This article is more about transferring active user accounts on a server to a workstation, however, the same principle applies to a backup of user accounts. Why do?
With the user accounts on our workstation we can change all of their real passwords to say, masterkey and working with them and testing real permission environments on tables, triggers, procedures and any other objects we have to GRANT. In addition, we can have the backup of the accounts, just in case of an accident and need to recover it again.
Another real scenario is when we are migrating from, for example, FirebirdSQL3 to FirebirdSQL4. Our following example will be based on this scenario.
BACKUP USER ACCOUNTS IN PRODUCTION
To run the backup of “security3.fdb” you need to be using the administrator account and open the terminal with it, then you can access the FirebirdSQL folder which is protected by administrative permissions and then run:
set path=%path%;"C:\Program Files\Firebird\Firebird_3_0" gbak -v -b -t -user sysdba "C:\Program Files\Firebird\Firebird_3_0\security3.fdb" c:\temp\security3.fbk
In the example above, we made the backup. If this is your goal, now just keep the file “c:\temp\security3.fbk” in a safe place. Note in the example above that we didn't use gbak's -password PRODUCT PASSWORD parameter, why not? It is not necessary because the access in this case is embedded.
RESTORING THE BACKUP OF USER ACCOUNTS
Either for any of the scenarios I mentioned at the beginning, to restore the database we will need the gbak of the desired version and obviously from the backup file:
set path=%path%;"C:\Program Files\Firebird\Firebird_3_0" cd "C:\Program Files\Firebird\Firebird_3_0" ren security3.fdb security3.fdb.ori gbak -v -r -user sysdba c:\temp\security3.fbk "C:\Program Files\Firebird\Firebird_3_0\security3.fdb"
Backup of user accounts has been restored!
IMPORTANT: If you are bringing production user accounts to the development environment you will need to change the SYSDBA password for security reasons, imagine the catastrophe that would be for you to enter the production base thinking you are entering the development base.
CHANGING SYSDBA PASSWORD
As of now, you have restored user accounts but want to change SYSDBA password, how to do? It's simple, first we'll need to connect to the security3.fdb base:
set path=%path%;"C:\Program Files\Firebird\Firebird_3_0" isql.exe -user SYSDBA "C:\Program Files\Firebird\Firebird_3_0\security3.fdb"
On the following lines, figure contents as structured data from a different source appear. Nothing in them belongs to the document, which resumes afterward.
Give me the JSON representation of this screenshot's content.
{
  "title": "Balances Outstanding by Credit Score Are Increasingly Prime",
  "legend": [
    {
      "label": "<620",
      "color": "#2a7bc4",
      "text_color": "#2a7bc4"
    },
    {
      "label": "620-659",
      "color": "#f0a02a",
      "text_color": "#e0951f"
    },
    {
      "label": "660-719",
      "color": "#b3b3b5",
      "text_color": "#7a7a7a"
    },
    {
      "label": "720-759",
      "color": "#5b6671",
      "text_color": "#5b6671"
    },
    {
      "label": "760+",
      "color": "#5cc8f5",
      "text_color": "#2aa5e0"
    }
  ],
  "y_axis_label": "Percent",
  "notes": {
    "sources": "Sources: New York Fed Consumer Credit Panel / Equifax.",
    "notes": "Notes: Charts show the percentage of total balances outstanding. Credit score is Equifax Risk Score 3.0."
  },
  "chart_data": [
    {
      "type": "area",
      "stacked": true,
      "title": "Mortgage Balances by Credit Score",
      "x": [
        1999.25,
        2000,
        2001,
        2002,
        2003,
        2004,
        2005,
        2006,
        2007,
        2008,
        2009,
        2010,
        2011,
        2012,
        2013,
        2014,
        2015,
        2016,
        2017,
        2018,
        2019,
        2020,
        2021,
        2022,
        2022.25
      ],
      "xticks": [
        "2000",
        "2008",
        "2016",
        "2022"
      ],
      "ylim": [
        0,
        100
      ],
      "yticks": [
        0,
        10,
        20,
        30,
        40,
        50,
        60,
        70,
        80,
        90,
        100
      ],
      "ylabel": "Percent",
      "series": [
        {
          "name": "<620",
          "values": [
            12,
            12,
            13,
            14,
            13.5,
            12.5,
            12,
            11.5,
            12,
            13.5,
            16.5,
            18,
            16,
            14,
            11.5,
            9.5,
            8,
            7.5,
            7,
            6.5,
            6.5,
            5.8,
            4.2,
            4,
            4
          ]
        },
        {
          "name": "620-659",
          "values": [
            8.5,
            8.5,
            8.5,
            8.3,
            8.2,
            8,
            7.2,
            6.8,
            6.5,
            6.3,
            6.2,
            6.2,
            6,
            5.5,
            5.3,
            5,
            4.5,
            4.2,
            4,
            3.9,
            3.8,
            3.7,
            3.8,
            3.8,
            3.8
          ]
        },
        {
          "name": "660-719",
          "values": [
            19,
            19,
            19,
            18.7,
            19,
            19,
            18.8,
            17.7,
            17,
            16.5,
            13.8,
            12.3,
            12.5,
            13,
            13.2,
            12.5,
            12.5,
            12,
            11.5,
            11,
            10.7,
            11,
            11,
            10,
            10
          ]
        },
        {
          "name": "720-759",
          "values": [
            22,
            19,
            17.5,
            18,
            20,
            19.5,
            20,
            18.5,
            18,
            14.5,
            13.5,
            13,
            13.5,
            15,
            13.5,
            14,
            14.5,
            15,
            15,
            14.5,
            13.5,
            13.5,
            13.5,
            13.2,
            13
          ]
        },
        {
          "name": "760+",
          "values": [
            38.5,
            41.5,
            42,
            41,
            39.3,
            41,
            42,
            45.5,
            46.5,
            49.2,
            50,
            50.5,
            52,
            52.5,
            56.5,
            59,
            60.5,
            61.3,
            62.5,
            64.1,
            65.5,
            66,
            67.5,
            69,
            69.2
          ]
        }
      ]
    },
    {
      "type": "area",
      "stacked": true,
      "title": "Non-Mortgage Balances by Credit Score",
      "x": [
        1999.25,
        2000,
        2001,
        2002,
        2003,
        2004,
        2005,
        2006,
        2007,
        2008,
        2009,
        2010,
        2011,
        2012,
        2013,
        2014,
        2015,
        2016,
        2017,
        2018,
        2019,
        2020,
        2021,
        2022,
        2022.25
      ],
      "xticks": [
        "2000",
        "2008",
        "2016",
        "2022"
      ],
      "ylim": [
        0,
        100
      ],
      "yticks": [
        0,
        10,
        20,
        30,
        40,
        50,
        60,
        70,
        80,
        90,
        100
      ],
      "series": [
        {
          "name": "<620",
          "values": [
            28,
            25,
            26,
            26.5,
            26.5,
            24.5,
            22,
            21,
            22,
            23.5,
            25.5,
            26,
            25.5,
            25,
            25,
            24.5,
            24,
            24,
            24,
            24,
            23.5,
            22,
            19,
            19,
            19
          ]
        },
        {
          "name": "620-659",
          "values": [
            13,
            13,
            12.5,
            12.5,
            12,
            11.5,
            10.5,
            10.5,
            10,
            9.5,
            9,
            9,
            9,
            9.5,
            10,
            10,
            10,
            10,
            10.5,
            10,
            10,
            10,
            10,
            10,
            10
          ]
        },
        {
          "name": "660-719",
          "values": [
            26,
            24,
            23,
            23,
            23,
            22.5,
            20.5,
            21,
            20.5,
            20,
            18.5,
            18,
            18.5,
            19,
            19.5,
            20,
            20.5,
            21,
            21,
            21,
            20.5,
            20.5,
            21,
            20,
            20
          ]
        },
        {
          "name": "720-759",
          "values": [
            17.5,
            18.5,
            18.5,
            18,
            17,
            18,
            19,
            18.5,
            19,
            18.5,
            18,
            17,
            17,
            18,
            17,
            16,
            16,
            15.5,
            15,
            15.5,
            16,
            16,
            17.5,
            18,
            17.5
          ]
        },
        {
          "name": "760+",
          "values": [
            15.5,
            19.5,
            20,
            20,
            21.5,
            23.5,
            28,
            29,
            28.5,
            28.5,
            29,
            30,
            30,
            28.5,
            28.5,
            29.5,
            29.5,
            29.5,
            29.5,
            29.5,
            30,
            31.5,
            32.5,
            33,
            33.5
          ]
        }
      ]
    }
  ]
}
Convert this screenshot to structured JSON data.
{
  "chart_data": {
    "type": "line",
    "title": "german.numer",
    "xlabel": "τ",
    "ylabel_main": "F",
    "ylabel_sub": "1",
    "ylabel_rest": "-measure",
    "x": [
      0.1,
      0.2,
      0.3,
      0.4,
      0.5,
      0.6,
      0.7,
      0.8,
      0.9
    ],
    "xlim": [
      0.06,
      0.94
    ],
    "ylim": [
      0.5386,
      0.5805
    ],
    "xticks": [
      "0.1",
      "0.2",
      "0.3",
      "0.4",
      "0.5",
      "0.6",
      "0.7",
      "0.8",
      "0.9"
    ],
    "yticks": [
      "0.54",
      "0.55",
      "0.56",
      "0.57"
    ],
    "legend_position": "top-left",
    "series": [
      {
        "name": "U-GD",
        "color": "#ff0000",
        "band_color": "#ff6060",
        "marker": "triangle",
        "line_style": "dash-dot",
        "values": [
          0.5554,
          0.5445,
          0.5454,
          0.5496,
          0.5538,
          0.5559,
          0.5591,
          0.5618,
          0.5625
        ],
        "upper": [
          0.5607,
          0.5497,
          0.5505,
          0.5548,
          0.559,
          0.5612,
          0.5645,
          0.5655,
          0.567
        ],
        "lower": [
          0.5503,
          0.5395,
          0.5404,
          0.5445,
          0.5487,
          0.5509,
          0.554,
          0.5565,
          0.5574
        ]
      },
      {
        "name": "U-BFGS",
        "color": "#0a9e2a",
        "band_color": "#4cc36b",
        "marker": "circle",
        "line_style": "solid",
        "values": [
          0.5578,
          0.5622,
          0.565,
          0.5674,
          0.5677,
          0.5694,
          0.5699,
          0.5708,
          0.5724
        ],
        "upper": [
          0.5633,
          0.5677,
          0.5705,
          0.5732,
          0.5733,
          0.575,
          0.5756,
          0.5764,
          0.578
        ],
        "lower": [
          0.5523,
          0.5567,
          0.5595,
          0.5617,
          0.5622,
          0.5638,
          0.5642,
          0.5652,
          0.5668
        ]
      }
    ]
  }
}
Then we will execute this sequence of commands changing not only the SYSDBA user's password, but if it is in a development environment, also yours and the users who want to simulate an action within the database:
alter user SYSDBA password 'masterkey'; -- altere outras senhas se preferir, por exemplo, equipe de desenvolvimento: -- afinal, não é bom que a equipe de desenvolvimento tenham as mesmas senhas -- em produção e também desenvolvimento: alter user MINHACONTA password 'masterkey'; alter user DEV_USER1 password 'masterkey'; alter user DEV_USER2 password 'masterkey'; commit; quit;
RESTORING ACCOUNT BACKUP IN FIREBIRD 4
The restore procedure is basically the same, what differs is the directory of FB4 which is different from FB3:
set path=%path%;"C:\Program Files\Firebird\Firebird_4_0" cd "C:\Program Files\Firebird\Firebird_4_0" ren security4.fdb security4.fdb.ori gbak -v -r -user sysdba c:\temp\security3.fbk "C:\Program Files\Firebird\Firebird_4_0\security4.fdb"
The above principle will work for any database upgrade.
GOOD PRACTICES WITH BACKUP/RESTORE
It is imperative that you NEVER mix development passwords with production passwords, whether in one bank or the other. When it is necessary to bring a base to the development environment, the first thing to do is change the passwords contained therein.
Don't use the -rep option to restore a backup over the existing database, be cautious, do as I showed above, rename the old file to .bak and proceed with your restore.
The server is not “Maria Joana's house”, inexperienced people should not have access to the administrator account or any production server, so the backup/restore procedure must be performed by someone experienced, perhaps pragmatic when the situation is to do things with caution and dexterity.